The point I am trying to make is - I have ginormous amount of experience in this thing. I am not good because I have flair. I have put in not hours, but years into teaching for this specific exam, for this specific pattern, for this style of testing, for this level of difficulty. I take this exam every year not merely to keep updated, but also to compete. So, chances are that I know my stuff when it comes to this exam.

I spend hours trying to deconstruct an idea, even more hours in putting together a slide pack that makes sense and flows well. Finally, I shoot and re-shoot before we edit, remove noise, clean up and then upload the course on to one of the best Learning Management Systems in the world. There is a damn good chance that what you need to learn gets hammered home in the course.

It gets even better - you can test everything out before you pay a dime

I claim to be good and I have taken this exam a lot of times. This need not necessarily imply that I teach well, or that the course could work for you. This is where the other compelling advantage of an online course comes into play. You can evaluate whether the course ticks the boxes for you. 2IIM runs a Youtube channel that has 300+ videos, we offer an online course where you can learn for free for about 20 hours. You can set aside 2 hours and evaluate an online course in a way you simply cannot do for a classroom course.

Not all online courses are good. Do your research.

So, is there a catch? Should one just buy an online course and forget about this whole classroom malarkey? Of course not. You need to pick the right online course. A great many are merely test series, a few are marketing front-offices, and most have not yet taken the effort to use all the advantages that technology offers.
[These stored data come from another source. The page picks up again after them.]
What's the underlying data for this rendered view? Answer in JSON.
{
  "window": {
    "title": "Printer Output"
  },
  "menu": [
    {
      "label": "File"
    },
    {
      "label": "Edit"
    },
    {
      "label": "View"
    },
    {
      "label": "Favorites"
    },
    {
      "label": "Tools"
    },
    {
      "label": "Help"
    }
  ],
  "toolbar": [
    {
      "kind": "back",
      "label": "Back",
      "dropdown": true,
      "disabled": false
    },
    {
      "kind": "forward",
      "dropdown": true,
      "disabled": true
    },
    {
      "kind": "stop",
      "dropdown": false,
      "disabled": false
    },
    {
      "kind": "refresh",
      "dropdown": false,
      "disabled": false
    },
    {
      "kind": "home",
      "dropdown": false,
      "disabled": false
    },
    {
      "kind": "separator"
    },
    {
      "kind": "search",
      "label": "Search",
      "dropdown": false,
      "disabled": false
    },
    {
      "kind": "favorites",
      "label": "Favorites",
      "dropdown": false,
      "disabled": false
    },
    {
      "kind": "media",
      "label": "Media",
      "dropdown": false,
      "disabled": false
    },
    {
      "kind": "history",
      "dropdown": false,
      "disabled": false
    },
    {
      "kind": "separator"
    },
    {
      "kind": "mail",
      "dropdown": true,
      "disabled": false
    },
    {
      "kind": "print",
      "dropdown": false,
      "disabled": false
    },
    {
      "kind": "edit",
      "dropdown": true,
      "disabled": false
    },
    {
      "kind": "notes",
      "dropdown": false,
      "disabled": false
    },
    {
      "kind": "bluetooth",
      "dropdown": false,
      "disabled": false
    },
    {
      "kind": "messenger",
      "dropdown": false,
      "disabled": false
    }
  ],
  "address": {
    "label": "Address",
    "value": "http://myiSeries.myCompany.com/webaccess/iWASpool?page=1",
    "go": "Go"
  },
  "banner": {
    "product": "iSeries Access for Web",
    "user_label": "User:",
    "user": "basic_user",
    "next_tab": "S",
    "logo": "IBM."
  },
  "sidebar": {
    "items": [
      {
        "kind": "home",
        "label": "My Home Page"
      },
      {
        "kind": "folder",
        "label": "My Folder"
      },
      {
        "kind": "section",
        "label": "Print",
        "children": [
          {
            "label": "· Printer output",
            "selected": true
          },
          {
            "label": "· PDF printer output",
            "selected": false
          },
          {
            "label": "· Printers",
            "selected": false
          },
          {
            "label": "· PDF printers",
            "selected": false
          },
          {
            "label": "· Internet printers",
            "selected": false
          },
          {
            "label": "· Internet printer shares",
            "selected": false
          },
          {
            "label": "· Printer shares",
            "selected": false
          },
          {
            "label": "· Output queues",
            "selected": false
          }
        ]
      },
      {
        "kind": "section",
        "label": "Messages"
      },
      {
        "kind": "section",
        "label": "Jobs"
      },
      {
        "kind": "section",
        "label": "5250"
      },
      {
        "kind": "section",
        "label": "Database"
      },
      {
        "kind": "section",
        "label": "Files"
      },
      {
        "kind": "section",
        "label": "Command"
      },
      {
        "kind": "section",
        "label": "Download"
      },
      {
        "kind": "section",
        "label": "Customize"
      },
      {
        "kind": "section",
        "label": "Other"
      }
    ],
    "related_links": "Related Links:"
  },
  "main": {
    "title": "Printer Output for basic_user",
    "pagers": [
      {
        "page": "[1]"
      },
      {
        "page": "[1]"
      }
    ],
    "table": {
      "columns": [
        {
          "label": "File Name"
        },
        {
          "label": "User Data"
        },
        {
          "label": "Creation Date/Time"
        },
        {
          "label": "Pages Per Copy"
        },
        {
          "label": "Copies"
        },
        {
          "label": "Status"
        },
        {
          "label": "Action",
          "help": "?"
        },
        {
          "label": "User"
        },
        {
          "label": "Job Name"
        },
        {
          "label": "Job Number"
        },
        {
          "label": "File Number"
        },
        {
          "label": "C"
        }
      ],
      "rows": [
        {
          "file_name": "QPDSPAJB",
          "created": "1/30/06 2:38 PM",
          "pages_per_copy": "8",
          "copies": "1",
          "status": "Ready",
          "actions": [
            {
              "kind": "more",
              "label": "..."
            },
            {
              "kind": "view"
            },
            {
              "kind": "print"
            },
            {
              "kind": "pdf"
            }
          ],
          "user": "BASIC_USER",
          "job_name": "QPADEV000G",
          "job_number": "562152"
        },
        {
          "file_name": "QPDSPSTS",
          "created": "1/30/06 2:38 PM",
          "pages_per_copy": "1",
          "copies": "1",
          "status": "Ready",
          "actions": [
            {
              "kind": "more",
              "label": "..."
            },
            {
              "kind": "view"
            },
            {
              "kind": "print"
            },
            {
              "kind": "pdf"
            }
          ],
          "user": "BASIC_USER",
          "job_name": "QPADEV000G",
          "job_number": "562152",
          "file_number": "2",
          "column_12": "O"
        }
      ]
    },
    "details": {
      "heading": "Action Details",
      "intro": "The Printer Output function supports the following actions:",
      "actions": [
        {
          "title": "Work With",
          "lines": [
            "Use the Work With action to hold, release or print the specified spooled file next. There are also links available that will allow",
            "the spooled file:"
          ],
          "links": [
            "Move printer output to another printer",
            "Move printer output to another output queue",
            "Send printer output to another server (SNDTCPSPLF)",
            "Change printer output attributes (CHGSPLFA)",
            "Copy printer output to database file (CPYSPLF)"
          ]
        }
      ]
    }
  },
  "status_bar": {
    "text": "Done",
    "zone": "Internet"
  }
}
An online course that is a series of classes at designated times misses the point; it misses a vast set of advantages that technology offers. It is like using Brian Lara of his 1999 pomp to play a T-20 match in the Chennai league. Or, to give an analogy more suited to our times -

A good online course should let you learn at your time, your place and at your pace. Most importantly, from a teacher you ‘get’. This is important.
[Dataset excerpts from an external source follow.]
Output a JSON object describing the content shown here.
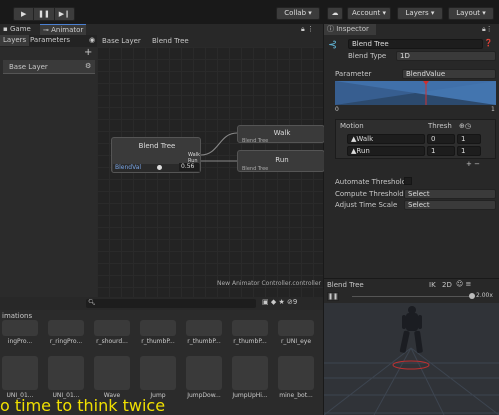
{
  "toolbar": {
    "collab": "Collab ▾",
    "account": "Account",
    "layers": "Layers",
    "layout": "Layout"
  },
  "tabs": {
    "game": "Game",
    "animator": "Animator",
    "inspector": "Inspector"
  },
  "animator": {
    "layers_tab": "Layers",
    "parameters_tab": "Parameters",
    "base_layer": "Base Layer",
    "breadcrumb": [
      "Base Layer",
      "Blend Tree"
    ],
    "node_blend_tree": "Blend Tree",
    "node_param": "BlendVal",
    "node_value": "0.56",
    "node_out1": "Walk",
    "node_out2": "Run",
    "child1_title": "Walk",
    "child1_sub": "Blend Tree",
    "child2_title": "Run",
    "child2_sub": "Blend Tree",
    "footer": "New Animator Controller.controller"
  },
  "inspector": {
    "name": "Blend Tree",
    "blend_type_label": "Blend Type",
    "blend_type_value": "1D",
    "parameter_label": "Parameter",
    "parameter_value": "BlendValue",
    "graph_min": "0",
    "graph_max": "1",
    "motion_header": "Motion",
    "thresh_header": "Thresh",
    "motions": [
      {
        "name": "Walk",
        "thresh": "0",
        "speed": "1"
      },
      {
        "name": "Run",
        "thresh": "1",
        "speed": "1"
      }
    ],
    "auto_thresholds": "Automate Thresholds",
    "compute_thresholds": "Compute Thresholds",
    "compute_value": "Select",
    "adjust_time": "Adjust Time Scale",
    "adjust_value": "Select"
  },
  "preview": {
    "title": "Blend Tree",
    "ik": "IK",
    "twod": "2D",
    "speed": "2.00x"
  },
  "assets": {
    "header": "imations",
    "row1": [
      "ingPro...",
      "r_ringPro...",
      "r_shourd...",
      "r_thumbP...",
      "r_thumbP...",
      "r_thumbP...",
      "r_UNI_eye"
    ],
    "row2": [
      "UNI_01...",
      "UNI_01...",
      "Wave",
      "Jump",
      "JumpDow...",
      "JumpUpHi...",
      "mine_bot..."
    ]
  },
  "subtitle": "o time to think twice"
}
Online course has to satisfy 3 conditions 1) It has to be modularized so that you can learn at your pace 2) It has to be on an LMS system that gives you sound analytics and helps you both to learn and to assess and 3) A chance to check out large sections of the course (in the course UI, not merely on Youtube)

So, what have we got here

Long story short, the advantage of online course is not merely technology. It is pedagogy. It is the advantage of having one teacher with you throughout this preparation journey. Teaching has always been about the teacher. Technology is an enabler, it puts good teachers right at the doorstep of the students, it keeps them at the beck and call of the students. And you can spend your first Rupee after you have evaluated if the teacher you select works for you.
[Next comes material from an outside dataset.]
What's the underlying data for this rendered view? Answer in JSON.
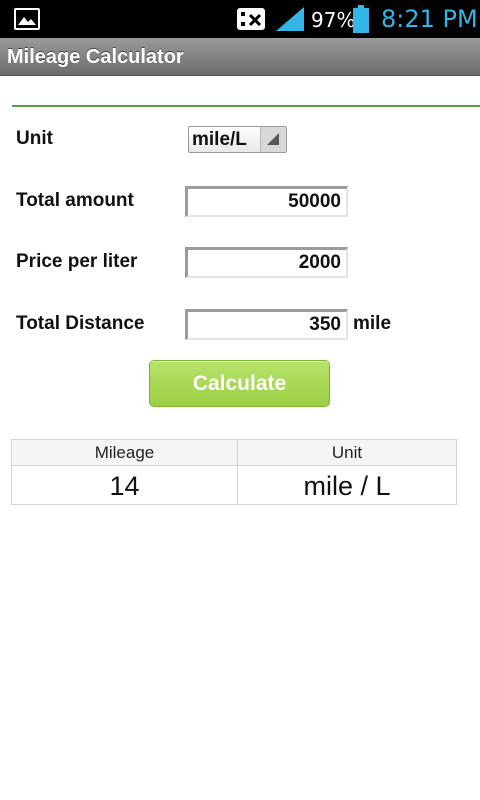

P.S: Some times I wonder if the Ed-Tech industry has gotten the whole shebang wrong by forgetting this one simple point - that teaching is primarily about the teacher. That the technology in the world should help the teacher do her stuff. It should not look to bypass her, or substitute her, or ‘enhance’ her or any of the other new-fangled gibberish. But that is a fabulous piece that I would want to pontificate about in excruciating depth another time.